On 30th June 2012, Prof Kenichi Soga of Cambridge University, United Kingdom gave a two-hour lecture to about 90 participants on “Landslide-Physical and numerical modelling of large ground movements” at the Malakoff Auditorium, Wisma IEM in Petaling Jaya
The event was organized by CESIG, IEM and supported by UTM, GETD, TUSTD, ICE, SEAGS and AGSSEA. Prof Soga began the lecture by showing the debris flow of Colorado in 1997 and the submarine landslide in Hawaii in 2003. He then proceeded to show how the debris flow and submarine landslide can be modelled using centrifuge and numerical methods. Landslides are known to cause loss of lives and properties. It is known that these landslides can move rapidly (such as debris flow) and travel at long distances. The traditional way of evaluating the risk of landslide is by slope stability analysis and it’s Factor of Safety. This method however does not assess the extent and speed of ground movements. Prof Soga, using advanced computational and physical modelling demonstrated how the initial state of soil influences the movement of landslides. The speaker firstly showed some animations of large-scale model tests of sand embankment that failed from seepage in two different manners. The sand levee that was initially wet or damp failed rather abruptly and more extensively when compared to the dry embankment where gradual failure occurred near its toe.

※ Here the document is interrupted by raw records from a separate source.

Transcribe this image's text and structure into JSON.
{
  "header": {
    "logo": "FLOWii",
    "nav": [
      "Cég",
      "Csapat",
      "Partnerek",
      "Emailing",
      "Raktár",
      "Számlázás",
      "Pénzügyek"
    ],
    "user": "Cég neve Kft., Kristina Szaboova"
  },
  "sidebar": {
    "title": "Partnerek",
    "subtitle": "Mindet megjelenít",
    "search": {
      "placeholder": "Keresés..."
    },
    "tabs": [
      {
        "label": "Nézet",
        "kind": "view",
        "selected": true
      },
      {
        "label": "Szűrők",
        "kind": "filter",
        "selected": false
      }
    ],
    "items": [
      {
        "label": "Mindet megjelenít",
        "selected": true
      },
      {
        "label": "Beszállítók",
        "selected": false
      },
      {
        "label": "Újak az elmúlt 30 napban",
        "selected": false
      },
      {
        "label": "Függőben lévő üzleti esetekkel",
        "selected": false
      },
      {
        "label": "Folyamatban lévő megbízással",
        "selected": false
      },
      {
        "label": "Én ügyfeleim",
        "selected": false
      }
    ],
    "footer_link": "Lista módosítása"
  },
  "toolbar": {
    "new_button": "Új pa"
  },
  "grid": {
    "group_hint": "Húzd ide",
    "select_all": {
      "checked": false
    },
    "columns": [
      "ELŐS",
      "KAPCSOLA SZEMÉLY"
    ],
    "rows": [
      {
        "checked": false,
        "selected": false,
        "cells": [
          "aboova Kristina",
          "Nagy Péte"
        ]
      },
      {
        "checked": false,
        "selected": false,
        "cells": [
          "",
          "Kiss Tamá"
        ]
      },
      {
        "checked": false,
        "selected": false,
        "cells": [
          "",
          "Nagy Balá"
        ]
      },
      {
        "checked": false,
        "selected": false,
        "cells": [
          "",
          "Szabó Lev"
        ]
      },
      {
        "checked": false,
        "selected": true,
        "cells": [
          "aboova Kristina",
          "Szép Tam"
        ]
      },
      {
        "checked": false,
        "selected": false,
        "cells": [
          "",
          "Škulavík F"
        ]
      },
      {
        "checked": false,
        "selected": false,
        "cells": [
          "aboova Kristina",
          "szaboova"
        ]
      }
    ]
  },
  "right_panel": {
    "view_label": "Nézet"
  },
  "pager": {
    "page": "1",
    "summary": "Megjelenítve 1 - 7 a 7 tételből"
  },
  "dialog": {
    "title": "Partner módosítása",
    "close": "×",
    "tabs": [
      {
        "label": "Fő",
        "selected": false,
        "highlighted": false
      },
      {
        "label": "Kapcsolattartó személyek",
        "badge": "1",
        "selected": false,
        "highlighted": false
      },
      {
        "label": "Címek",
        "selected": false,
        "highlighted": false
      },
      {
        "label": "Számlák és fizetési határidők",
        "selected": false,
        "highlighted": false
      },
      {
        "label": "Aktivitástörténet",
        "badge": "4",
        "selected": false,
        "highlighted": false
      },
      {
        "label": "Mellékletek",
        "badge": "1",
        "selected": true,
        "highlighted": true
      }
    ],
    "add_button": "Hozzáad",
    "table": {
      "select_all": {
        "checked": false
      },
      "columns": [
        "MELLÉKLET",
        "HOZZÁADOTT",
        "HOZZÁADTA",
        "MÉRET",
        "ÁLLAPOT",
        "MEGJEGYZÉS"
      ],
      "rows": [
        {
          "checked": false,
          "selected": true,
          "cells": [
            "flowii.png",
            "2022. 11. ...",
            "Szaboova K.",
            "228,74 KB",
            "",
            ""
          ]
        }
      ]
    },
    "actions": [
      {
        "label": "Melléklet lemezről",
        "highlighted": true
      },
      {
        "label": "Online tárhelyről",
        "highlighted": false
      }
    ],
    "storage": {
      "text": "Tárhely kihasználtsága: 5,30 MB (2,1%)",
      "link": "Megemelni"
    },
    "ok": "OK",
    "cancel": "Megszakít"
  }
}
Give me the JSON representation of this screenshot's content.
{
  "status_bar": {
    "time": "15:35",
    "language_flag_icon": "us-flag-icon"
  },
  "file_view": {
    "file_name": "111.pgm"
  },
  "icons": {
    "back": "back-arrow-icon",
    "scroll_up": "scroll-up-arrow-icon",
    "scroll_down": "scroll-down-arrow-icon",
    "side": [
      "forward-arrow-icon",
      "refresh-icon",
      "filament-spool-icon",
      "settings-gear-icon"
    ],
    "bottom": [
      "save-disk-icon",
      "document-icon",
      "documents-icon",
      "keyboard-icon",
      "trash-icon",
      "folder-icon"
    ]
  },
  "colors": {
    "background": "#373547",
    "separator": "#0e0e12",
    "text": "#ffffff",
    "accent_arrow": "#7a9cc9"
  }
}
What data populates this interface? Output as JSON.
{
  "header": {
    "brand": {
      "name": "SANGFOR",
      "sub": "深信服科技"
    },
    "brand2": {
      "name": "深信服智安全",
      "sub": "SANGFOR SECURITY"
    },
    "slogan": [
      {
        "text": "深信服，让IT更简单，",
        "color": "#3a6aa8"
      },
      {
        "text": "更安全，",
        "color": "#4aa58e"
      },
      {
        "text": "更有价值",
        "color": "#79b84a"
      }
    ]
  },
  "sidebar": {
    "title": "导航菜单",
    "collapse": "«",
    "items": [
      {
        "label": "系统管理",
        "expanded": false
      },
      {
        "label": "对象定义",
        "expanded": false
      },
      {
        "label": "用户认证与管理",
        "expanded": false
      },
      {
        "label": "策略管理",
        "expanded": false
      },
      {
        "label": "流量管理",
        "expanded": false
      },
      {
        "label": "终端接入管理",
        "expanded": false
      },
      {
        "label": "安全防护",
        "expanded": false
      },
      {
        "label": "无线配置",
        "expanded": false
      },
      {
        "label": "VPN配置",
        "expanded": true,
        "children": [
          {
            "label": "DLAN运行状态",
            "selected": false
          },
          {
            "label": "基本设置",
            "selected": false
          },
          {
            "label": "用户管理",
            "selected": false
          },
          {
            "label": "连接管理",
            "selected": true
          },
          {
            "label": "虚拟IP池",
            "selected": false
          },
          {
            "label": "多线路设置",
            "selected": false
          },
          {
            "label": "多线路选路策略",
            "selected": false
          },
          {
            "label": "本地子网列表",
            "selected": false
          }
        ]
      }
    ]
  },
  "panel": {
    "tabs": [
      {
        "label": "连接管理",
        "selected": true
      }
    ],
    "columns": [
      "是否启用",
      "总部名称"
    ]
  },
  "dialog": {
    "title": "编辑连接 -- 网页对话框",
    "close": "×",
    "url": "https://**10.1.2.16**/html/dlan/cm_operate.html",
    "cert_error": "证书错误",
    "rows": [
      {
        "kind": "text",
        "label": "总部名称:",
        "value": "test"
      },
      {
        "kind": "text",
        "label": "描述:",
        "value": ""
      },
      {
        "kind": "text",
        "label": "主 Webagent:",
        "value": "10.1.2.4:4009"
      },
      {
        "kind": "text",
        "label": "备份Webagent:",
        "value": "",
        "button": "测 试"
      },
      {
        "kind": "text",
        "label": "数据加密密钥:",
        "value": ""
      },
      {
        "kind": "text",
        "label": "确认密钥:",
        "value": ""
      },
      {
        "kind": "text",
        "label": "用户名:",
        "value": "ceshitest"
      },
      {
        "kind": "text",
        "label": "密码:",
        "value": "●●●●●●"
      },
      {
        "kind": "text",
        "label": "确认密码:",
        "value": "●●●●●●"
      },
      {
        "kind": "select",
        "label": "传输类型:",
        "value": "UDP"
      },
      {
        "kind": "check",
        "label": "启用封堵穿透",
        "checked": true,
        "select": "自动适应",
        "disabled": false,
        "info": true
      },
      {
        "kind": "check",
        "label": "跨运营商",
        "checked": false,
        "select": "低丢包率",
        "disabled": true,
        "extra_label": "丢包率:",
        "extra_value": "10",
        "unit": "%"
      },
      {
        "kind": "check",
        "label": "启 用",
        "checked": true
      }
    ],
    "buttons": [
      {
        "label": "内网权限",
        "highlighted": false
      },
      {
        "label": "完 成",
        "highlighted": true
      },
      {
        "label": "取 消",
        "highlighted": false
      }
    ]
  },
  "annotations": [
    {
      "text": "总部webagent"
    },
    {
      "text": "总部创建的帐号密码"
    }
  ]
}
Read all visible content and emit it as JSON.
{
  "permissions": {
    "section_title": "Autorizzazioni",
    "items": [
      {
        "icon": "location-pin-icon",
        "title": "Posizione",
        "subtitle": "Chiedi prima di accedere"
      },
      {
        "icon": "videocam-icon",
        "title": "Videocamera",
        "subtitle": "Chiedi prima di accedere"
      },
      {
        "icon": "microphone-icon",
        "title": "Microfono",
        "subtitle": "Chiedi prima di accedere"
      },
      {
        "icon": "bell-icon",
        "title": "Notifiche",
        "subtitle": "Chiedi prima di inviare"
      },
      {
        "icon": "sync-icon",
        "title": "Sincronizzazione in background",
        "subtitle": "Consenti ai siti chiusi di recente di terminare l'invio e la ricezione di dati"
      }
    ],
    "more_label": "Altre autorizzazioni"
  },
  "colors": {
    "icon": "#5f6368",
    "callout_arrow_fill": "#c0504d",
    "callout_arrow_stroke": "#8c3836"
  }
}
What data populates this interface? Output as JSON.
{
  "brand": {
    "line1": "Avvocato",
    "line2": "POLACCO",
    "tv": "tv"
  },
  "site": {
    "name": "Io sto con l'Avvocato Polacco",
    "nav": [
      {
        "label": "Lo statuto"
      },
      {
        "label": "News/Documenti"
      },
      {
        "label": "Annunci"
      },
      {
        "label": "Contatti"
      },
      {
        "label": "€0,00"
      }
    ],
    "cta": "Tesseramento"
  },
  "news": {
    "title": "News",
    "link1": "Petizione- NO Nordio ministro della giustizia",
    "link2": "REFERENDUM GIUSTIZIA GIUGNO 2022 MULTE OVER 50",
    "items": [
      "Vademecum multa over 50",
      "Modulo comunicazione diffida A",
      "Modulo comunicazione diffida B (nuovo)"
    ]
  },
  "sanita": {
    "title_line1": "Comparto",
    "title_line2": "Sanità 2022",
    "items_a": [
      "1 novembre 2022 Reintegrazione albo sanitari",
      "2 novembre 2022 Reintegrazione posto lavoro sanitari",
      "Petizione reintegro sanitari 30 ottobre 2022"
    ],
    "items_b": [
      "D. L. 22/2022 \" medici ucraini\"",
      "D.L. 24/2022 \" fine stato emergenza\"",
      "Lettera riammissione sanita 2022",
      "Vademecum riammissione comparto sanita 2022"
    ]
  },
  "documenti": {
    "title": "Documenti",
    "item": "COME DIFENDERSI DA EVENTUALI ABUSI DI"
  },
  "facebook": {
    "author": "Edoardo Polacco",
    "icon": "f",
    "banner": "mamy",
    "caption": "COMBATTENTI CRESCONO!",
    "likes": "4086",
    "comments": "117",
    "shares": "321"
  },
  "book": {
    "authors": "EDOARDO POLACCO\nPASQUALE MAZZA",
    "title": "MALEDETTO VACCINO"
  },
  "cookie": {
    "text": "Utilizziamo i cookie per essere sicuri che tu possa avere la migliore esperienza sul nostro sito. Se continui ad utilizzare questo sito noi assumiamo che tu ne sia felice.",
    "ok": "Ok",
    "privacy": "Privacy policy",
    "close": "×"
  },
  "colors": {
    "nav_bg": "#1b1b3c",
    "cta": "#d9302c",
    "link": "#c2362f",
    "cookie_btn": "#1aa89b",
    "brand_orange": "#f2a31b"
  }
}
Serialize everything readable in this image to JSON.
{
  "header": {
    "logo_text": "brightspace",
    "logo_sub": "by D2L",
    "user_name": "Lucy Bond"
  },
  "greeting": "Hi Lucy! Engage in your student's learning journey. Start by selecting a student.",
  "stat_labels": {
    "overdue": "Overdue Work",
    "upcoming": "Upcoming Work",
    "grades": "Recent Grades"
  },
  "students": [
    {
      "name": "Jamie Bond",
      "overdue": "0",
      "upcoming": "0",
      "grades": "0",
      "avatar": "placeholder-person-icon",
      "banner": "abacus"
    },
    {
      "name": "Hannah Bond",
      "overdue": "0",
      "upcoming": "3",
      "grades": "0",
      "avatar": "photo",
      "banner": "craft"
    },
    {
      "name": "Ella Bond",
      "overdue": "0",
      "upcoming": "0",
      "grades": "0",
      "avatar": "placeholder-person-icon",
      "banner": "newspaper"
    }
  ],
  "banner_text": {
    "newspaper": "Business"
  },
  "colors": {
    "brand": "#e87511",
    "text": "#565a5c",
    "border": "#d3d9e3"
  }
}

Submarine landslide is known to move at massive volume and can travel at distance of up to 400km with surface gradient of only 0.1 degree. Such landslides can cause significant damages to marine environment and facilities (e.g. seabed pipelines). The key question in understanding submarine landslide impact is how to model the mass velocity and travelling distance correctly. Prof Soga presented the latest research work at Cambridge, using mini-drum centrifuge to model the submarine landslide flows. Actual flow velocity in the field can be predicted and factored using suitable gravitational scaling laws. It should be noted that the submarine landslides are more complicated to model due to the fact that the flow is also affected by water entrainment, frontal shear and hydroplaning, basal shear, flow thickness, water viscosity and etc.
Advances in numerical methods to solve continuum problems were introduced in the second half of the lecture. While many audiences may be accustomed to the commercially available programs such as Finite Element Method (FEM) or Finite Difference Method (FDM) which are all mesh-based type techniques, conventional methods have limitations in simulating very large ground deformation. Particle or mesh-free methods, or in this case called Material Point Method (MPM) can be used to model large ground deformation and simulate the landslide flow. Complex MPM consolidation formulation was developed to couple the effect of multi-phase soil and water movements. The model can also include partially saturated ground conditions.
An intriguing note was made in examples of levee failure experiment, in that, the mode of failure not only influenced by the shear strength properties of the soil, but also sensitive to the angle of dilation. The MPM method remarkably able to replicate various types of landslide movements, that is, from gradual retrogressive sliding to a more catastrophic failure (larger mass movements). In the case of modelling submarine landslide, water entrainment that affects the flow viscosity was included in the constitutive model.
The speaker highlighted some examples of new opportunities of slope monitoring technique using distributed optical fibre strain sensing. The sensor is known as Brillouin Optical Time Domain Reflectometry (BOTDR) is said to be capable of measuring continuous strain profile (eg. every 10 cm) along a standard 10 km long telecommunication optical cable. Some field instrumentation conducted by Cambridge Geotechnical Research Group on slopes near coastal area of UK was presented. An interesting point to note is that the fibre optics can be configured into various types of sensors depending on its applications. For example, for slope monitoring purposes, it can be used to monitor lateral displacements such as inclinometer, measure axial strain in soil nails and detect subsurface shallow movement of an embankment. Field instrumentation using BOTDR surprisingly drew the most interest from the audience during the question and answer session. The lecture was of great benefit to the participants and thanks is given to the organisers and speaker.